Last post 07:05 pm July 2, 2024 by Daniel Wilhite
4 replies
10:13 pm June 30, 2024

My company is considering moving to Agile from waterfall development environment for embedded code and supporting mobile apps.  There is a fairly contentious misalignment about where to put software test (QA). Everyone agrees to integrate the Developers, UX, QA into the scrum team.  The organization can't agree on weather to leave QA in their traditional functional reporting position or move them into the R&D organization with the rest of the scrum team.   Will it matter?  I would love to hear what people think.


06:36 pm July 1, 2024

If the company wants different and more agile outcomes, they'll need at least one Done finished increment of immediate usable quality each Sprint. In Scrum, the Developers are accountable for ensuring this quality. Would it be possible for them to do so without QA testing?


06:42 pm July 1, 2024

I don't think it will matter that much, assuming that the broader organizational structures don't get in the way of motivated individuals on a self-organizing team being trusted by the stakeholders to deliver high quality software.

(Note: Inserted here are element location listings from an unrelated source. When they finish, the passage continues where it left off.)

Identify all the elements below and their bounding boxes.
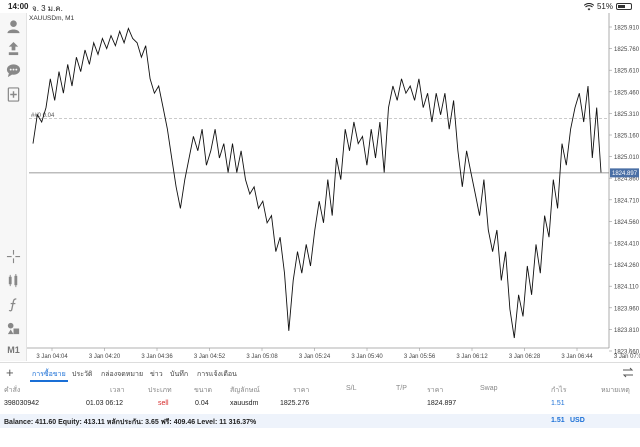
account-icon[interactable] [4, 17, 23, 35]
x-tick-label: 3 Jan 05:08 [246, 354, 278, 360]
y-tick-label: 1823.960 [614, 306, 640, 312]
bid-price-tag [610, 168, 639, 178]
currency-label: USD [570, 417, 585, 424]
chat-icon[interactable] [4, 61, 23, 79]
x-tick-label: 3 Jan 04:04 [36, 354, 68, 360]
date: จ. 3 ม.ค. [32, 4, 63, 13]
header-swap: Swap [480, 385, 498, 392]
header-order: คำสั่ง [4, 387, 21, 394]
tab-journal[interactable]: บันทึก [170, 371, 189, 378]
order-open-price: 1825.276 [280, 400, 310, 407]
x-tick-label: 3 Jan 04:20 [89, 354, 121, 360]
header-volume: ขนาด [194, 387, 213, 394]
y-tick-label: 1824.260 [614, 263, 640, 269]
header-profit: กำไร [551, 387, 567, 394]
header-comment: หมายเหตุ [601, 387, 630, 394]
trade-table-header: คำสั่ง เวลา ประเภท ขนาด สัญลักษณ์ ราคา S… [0, 382, 640, 396]
y-tick-label: 1823.810 [614, 328, 640, 334]
balance-summary: Balance: 411.60 Equity: 413.11 หลักประกั… [0, 414, 640, 428]
wifi-icon [583, 2, 594, 10]
active-tab-indicator [30, 380, 68, 382]
price-line-series [32, 27, 602, 339]
swap-arrows-icon[interactable] [622, 367, 634, 378]
x-tick-label: 3 Jan 06:12 [456, 354, 488, 360]
order-current-price: 1824.897 [427, 400, 457, 407]
chart-symbol-label: XAUUSDm, M1 [29, 15, 75, 22]
y-tick-label: 1825.310 [614, 112, 640, 118]
y-tick-label: 1824.560 [614, 220, 640, 226]
x-tick-label: 3 Jan 06:44 [561, 354, 593, 360]
header-time: เวลา [110, 387, 125, 394]
battery-percent: 51% [596, 2, 613, 11]
objects-icon[interactable] [4, 319, 23, 337]
y-tick-label: 1823.660 [614, 350, 640, 356]
tab-mailbox[interactable]: กล่องจดหมาย [101, 371, 144, 378]
clock: 14:00 [8, 2, 29, 11]
tab-history[interactable]: ประวัติ [72, 371, 93, 378]
toolbox-tabs: + การซื้อขาย ประวัติ กล่องจดหมาย ข่าว บั… [0, 362, 640, 382]
y-tick-label: 1825.760 [614, 47, 640, 53]
y-tick-label: 1825.610 [614, 69, 640, 75]
function-icon[interactable] [4, 295, 23, 313]
timeframe-label: M1 [7, 345, 20, 355]
order-symbol: xauusdm [230, 400, 259, 407]
crosshair-icon[interactable] [4, 247, 23, 265]
y-tick-label: 1824.860 [614, 177, 640, 183]
x-tick-label: 3 Jan 05:56 [404, 354, 436, 360]
header-type: ประเภท [148, 387, 172, 394]
header-current-price: ราคา [427, 387, 444, 394]
x-tick-label: 3 Jan 04:52 [194, 354, 226, 360]
timeframe-button[interactable]: M1 [4, 341, 23, 359]
order-type: sell [158, 400, 169, 407]
tab-trade[interactable]: การซื้อขาย [32, 371, 66, 378]
header-tp: T/P [396, 385, 407, 392]
x-tick-label: 3 Jan 07:00 [614, 354, 640, 360]
y-tick-label: 1824.110 [614, 285, 639, 291]
table-row[interactable]: 398030942 01.03 06:12 sell 0.04 xauusdm … [0, 397, 640, 411]
bid-price-label: 1824.897 [612, 171, 638, 177]
chart-canvas[interactable]: 1825.910 1825.760 1825.610 1825.460 1825.310… [27, 13, 640, 361]
tab-news[interactable]: ข่าว [150, 371, 163, 378]
order-id: 398030942 [4, 400, 40, 407]
header-price: ราคา [293, 387, 310, 394]
y-tick-label: 1824.710 [614, 198, 640, 204]
header-sl: S/L [346, 385, 357, 392]
x-tick-label: 3 Jan 05:24 [299, 354, 331, 360]
y-tick-label: 1824.410 [614, 242, 640, 248]
x-tick-label: 3 Jan 04:36 [141, 354, 173, 360]
indicators-icon[interactable] [4, 271, 23, 289]
order-volume: 0.04 [195, 400, 209, 407]
y-tick-label: 1825.460 [614, 90, 640, 96]
y-tick-label: 1825.010 [614, 155, 640, 161]
y-tick-label: 1825.910 [614, 26, 640, 32]
order-profit: 1.51 [551, 400, 565, 407]
y-tick-label: 1825.160 [614, 134, 640, 140]
x-tick-label: 3 Jan 05:40 [351, 354, 383, 360]
add-icon[interactable]: + [6, 365, 14, 380]
x-tick-label: 3 Jan 06:28 [509, 354, 541, 360]
open-price-label: ##0 0.04 [31, 113, 55, 119]
trade-icon[interactable] [4, 39, 23, 57]
balance-text: Balance: 411.60 Equity: 413.11 หลักประกั… [4, 419, 257, 426]
status-bar: 14:00 จ. 3 ม.ค. 51% [0, 0, 640, 13]
header-symbol: สัญลักษณ์ [230, 387, 260, 394]
battery-icon [616, 3, 632, 10]
tab-alerts[interactable]: การแจ้งเตือน [197, 371, 237, 378]
chart-toolbar: M1 [0, 13, 27, 361]
new-order-icon[interactable] [4, 85, 23, 103]
total-profit: 1.51 [551, 417, 565, 424]
status-right: 51% [583, 2, 632, 11]
price-chart[interactable]: 1825.910 1825.760 1825.610 1825.460 1825.310… [27, 13, 640, 361]
order-time: 01.03 06:12 [86, 400, 123, 407]
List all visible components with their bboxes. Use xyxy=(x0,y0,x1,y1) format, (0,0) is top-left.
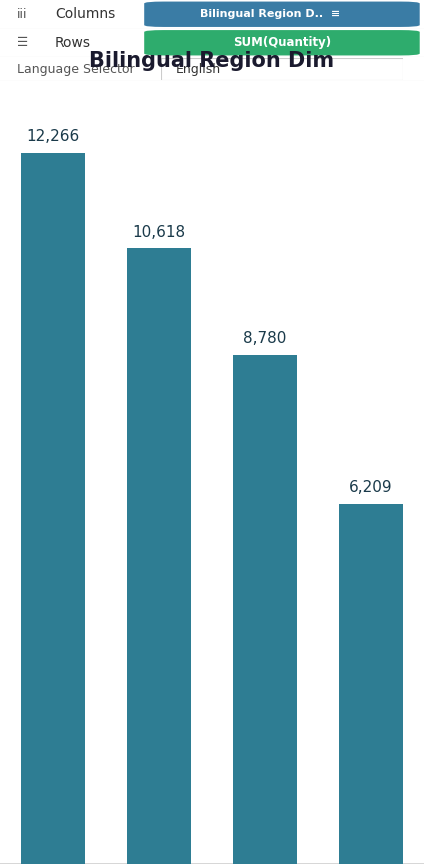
Text: 6,209: 6,209 xyxy=(349,480,393,495)
Text: 8,780: 8,780 xyxy=(243,331,287,346)
Text: Rows: Rows xyxy=(55,35,91,50)
Text: Columns: Columns xyxy=(55,7,115,22)
Text: iii: iii xyxy=(17,8,28,21)
Text: Language Selector: Language Selector xyxy=(17,62,134,76)
Bar xyxy=(21,153,85,864)
Text: 10,618: 10,618 xyxy=(132,225,186,239)
Title: Bilingual Region Dim: Bilingual Region Dim xyxy=(89,51,335,72)
Text: 12,266: 12,266 xyxy=(26,129,80,144)
Bar xyxy=(127,248,191,864)
Bar xyxy=(339,504,403,864)
Bar xyxy=(233,355,297,864)
Text: ☰: ☰ xyxy=(17,36,28,49)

Specifically with quality assurance, the idea of independence comes up often. Having managerial independence of your quality assurance team members can help ensure that they aren't influenced, such as management pressure to shortchange quality and testing for faster delivery. However, independence often comes with a cost of additional management overhead and may not be necessary in your context. It's often more useful when building critical systems or in regulated environments.


09:30 am July 2, 2024

The purpose of doing sprint is to give chance to stakeholders to inspect on the plan, progress, state of the product and adapt next sprint based on the feedback. If there will be some work to be done(like QA etc) after the inspection, then the sprint feedback does not reflected on the correct state/status of the product. So there are high chances for iterative way of working does not help your organisation to achieve the goal of the Agile transformation if the Scrum team is not cross-functional enough to deliver increments within a sprint.


07:05 pm July 2, 2024

I have worked in similar situations.  Since you mentioned that the company wants to move to Agile from waterfall, Scrum is not driving force in what you do.  Agile is a marketing term created by people that wanted to capitalize off of the Manifesto for agile software development.  However, being agile is main premise for why that manifesto was created and should be something that organizations in today's environment, that deal with fluid environments can use effectively.  

Being agile means that you are able to adapt quickly to changes.  Whether those changes come from environmental, economic or emotional is not a factor. It is just change that occurs quickly that requires adaption to work being done. How the organization of workers is done is often different from group to group.  The key is that the organization does not introduce gates, delays, or processes that decrease their ability to learn about or adapt to changes that happen. 

I have been with organizations that separated different disciplines.  Some of them were able to be more reactive, while others weren't.  I have also worked with organizations that created cross discipline teams.  Again, some were able to be more reactive, while others weren't.  What I have learned is that the organization structure isn't as important as the organization's attitudes towards creating smaller increments of valuable changes in shorter durations.  If the organization says they want to be agile but still require that there only be 4 releases a year and that every release goes through an extensive "full regression cycle", then they aren't interested in being agile. However they are interested in saying that they are Agile. 

My company is considering moving to Agile from waterfall development environment for embedded code and supporting mobile apps.

Why?  What is it that the company hopes to gain by doing this?  What need is driving the necessity to do so? Is there truly an understanding of what this transition means other than using some verbiage? Before the organizational structure is decided, the justification for putting the organization in turmoil and the willingness to change processes must be evaluated.  Without the willingness to change and a driving reason to do so, you won't see anything but new terms and confusion.